In the midst of a bustling workday, the team at <Redacted>, a mid-sized 3PL company, suddenly noticed something was wrong. Employees could no longer access the WMS system, and critical applications were throwing error messages. Within minutes, a ransom note appeared on a few screens across the office, demanding payment in exchange for the company’s encrypted data. The fax machine and printer continuously printed pages with instructions for sending money via Moneypak or hackers would publicly release company information. With operations paralyzed, critical applications down, and revenue losses escalating by the minute, <Redacted> needed a rapid and effective solution.
Reaching Out to Experienced IT Solutions
Recognizing the severity of the situation, the management team at <Redacted> immediately contacted Experienced IT Solutions, their trusted MSP partner for assistance. Within minutes, the incident response team at Experienced IT Solutions was on a video call with <Redacted>’s IT teams, working to assess the situation and lay out a response strategy.
Step 1: Containment and Isolation
The first priority was to contain the ransomware which was a challenging task as <Redacted> didn’t have any specialized endpoint security tools for this task. The team at Experienced IT Solutions quickly advised <Redacted> to disconnect infected systems from the network. Experienced IT Security Engineers immediately blocked all outgoing traffic, turned off VPN tunnels, and powered down affected servers. They remotely isolated affected devices utilizing the UniFi network equipment, preventing further spread and ensuring that the malware couldn’t reach the company’s backups or other endpoints. This immediate action helped contain the damage and limit the attack to a portion of the network. Due to the segregation and security architecture of the backup system (OpenSource Backup System) it was unaffected and immune to the ransomware attack.
Step 2: Securing Backup Data
Just to be sure, Experienced IT Solutions worked with <Redacted> to inspect their backups, ensuring they hadn’t been compromised. Their response team checked backups for each affected mahcine for malware traces and verified its file integrity date and hash information. Luckily, the company’s backups were 100% intact, stored on a hardened and network-segregated NAS per the best practices Experienced IT Solutions had implemented previously.
Step 3: Analyzing the Attack Vector
With containment measures in place, Experienced IT Solutions’ forensic analysts began investigating the ransomware’s entry point. This was a difficult task as <Redacted> did not have an endpoint protection portfolio. Experienced IT Solutions Security Engineers combed through network logs, analyzed emails and the o365 environment, and reviewed remote access activity. After a thorough investigation, the team discovered the ransomware had entered through an outdated version of Apache Tomcat, which was hosted externally. This insight not only helped address the current threat but also provided valuable data for strengthening defenses across vendor applications.
Step 4: System Cleanup and Data Restoration
Once the infected systems were isolated, the team at Experienced IT Solutions started the eradication process. They cloned the affected systems for later analysis, and re-imaged the systems to the known-good images taken hours before the incident. Experienced IT Solutions deployed their endpoint portfolio of products including MDR and continuous monitoring agents before systems and the network internet connections were restored. The company’s databases were then restored from the clean, secure backups, allowing <Redacted> to resume operations without paying the ransom.

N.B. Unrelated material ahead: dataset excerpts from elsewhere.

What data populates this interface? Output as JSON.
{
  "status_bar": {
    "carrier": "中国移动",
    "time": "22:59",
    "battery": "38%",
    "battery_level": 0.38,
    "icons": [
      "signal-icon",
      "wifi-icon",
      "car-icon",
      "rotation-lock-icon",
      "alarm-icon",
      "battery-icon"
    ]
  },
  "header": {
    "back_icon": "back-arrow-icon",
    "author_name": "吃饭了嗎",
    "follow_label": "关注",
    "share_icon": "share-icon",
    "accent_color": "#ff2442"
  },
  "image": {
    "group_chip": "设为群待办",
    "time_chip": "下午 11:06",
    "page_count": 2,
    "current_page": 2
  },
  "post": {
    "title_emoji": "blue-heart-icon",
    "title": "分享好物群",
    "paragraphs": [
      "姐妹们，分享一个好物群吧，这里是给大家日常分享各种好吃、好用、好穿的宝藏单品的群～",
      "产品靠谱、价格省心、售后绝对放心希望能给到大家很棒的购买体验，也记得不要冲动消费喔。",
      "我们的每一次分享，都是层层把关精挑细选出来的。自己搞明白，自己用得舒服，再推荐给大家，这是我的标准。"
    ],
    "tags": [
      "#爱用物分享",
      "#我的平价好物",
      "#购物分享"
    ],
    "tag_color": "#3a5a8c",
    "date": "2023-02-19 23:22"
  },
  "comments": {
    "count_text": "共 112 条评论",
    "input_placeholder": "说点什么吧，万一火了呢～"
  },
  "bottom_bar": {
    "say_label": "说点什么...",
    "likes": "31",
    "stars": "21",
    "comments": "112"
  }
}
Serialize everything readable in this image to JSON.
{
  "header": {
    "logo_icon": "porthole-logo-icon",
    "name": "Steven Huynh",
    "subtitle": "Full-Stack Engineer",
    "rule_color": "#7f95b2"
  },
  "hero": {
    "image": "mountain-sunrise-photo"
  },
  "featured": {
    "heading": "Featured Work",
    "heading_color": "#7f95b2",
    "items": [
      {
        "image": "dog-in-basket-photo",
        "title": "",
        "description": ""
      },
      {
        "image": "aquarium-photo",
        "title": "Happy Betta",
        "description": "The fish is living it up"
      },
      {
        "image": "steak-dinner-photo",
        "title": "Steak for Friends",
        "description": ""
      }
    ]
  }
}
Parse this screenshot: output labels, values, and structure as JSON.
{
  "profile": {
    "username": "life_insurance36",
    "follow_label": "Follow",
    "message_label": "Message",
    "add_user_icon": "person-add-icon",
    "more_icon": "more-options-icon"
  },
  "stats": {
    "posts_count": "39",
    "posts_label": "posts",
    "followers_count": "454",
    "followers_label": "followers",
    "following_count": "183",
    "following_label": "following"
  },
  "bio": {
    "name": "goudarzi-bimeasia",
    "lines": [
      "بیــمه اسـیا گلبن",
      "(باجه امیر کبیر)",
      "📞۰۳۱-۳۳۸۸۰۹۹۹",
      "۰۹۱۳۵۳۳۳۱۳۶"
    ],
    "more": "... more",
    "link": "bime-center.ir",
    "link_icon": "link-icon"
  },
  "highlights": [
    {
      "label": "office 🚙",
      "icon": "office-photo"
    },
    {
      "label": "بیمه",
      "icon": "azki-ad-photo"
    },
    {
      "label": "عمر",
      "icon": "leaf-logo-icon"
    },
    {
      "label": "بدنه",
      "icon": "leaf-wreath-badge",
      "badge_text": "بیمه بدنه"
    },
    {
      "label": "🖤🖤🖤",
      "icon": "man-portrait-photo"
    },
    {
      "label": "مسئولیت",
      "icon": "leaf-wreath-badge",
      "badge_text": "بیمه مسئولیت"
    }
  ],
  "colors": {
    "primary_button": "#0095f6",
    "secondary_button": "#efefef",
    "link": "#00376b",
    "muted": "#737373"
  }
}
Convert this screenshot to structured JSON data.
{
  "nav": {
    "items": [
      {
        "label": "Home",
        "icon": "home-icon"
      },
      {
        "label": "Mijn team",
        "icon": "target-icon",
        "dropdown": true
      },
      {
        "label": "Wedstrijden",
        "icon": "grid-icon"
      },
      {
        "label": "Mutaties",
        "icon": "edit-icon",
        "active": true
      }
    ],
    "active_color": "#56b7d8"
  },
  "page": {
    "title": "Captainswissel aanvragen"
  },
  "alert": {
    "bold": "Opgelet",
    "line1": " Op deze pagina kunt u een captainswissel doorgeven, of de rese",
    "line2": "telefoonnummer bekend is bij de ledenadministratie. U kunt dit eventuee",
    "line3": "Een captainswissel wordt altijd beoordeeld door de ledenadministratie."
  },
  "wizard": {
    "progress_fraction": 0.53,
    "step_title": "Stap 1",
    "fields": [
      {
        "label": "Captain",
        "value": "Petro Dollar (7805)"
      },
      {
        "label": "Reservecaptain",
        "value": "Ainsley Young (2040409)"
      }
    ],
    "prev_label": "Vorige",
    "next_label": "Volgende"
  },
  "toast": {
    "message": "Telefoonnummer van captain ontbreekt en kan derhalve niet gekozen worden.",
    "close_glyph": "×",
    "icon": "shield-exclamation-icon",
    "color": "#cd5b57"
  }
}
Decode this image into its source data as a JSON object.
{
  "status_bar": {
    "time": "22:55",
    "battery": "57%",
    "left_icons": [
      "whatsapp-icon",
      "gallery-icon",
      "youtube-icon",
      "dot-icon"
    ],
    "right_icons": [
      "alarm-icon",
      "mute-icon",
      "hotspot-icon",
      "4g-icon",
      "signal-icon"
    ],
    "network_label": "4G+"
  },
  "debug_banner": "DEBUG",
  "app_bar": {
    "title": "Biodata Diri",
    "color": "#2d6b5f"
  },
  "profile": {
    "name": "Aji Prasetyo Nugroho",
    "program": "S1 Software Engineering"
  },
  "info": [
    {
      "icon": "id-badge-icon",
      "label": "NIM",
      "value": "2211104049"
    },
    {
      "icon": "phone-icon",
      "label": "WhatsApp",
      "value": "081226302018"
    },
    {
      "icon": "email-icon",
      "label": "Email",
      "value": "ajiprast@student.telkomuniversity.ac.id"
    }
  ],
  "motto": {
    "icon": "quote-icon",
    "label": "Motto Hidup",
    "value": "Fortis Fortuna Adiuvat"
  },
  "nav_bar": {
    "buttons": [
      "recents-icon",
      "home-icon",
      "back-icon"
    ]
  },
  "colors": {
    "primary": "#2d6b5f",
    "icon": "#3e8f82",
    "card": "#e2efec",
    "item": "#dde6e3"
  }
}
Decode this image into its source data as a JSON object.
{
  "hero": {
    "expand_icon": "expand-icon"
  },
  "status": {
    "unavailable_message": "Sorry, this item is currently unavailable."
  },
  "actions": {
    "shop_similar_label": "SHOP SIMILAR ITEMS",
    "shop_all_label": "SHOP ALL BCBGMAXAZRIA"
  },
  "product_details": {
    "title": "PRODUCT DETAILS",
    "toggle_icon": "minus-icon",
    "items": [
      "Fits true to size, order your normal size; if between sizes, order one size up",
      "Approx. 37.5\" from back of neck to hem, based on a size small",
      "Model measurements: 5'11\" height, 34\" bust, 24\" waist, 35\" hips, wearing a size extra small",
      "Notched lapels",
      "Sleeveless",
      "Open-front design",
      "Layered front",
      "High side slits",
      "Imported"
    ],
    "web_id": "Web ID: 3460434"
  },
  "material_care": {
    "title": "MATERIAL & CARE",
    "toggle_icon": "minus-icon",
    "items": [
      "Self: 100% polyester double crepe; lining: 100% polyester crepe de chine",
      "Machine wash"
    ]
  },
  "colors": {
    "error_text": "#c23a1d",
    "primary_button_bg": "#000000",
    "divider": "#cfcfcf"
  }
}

Step 5: Reinforcing Cybersecurity Defenses
Following the recovery, Experienced IT Solutions recommended a series of security enhancements to prevent future incidents. They implemented multi-factor authentication (MFA) across all user accounts, improved email filtering for phishing protection, added XDR tools, and provided additional cybersecurity training for <Redacted> employees to enhance awareness. Network segmentation was also revised, so any future infections could be contained more effectively.
Step 6: Developing a NIST-Compliant Incident Response Plan
The incident underscored the need for a comprehensive, well-structured incident response plan. Experienced IT Solutions worked with a partner and <Redacted> to develop a NIST-compliant IR plan, customized to fit their operations and business model. This plan provided the company with clear guidelines on how to respond to future incidents, covering everything from initial detection and containment to recovery and post-incident analysis.
A Swift, Successful Recovery
Thanks to Experienced IT Solutions’ rapid response and comprehensive approach, <Redacted> was able to fully recover from the ransomware attack without paying any ransom. The business resumed operations the next day, and the strengthened security measures have since protected them from further incidents.
Why Partner with Experienced IT Solutions
For <Redacted>, this experience was a reminder of the importance of having expert cybersecurity support and a structured incident response plan. Experienced IT Solutions’ proactive, precise approach not only saved the company from significant financial losses but also empowered them with the tools to face future cybersecurity challenges confidently.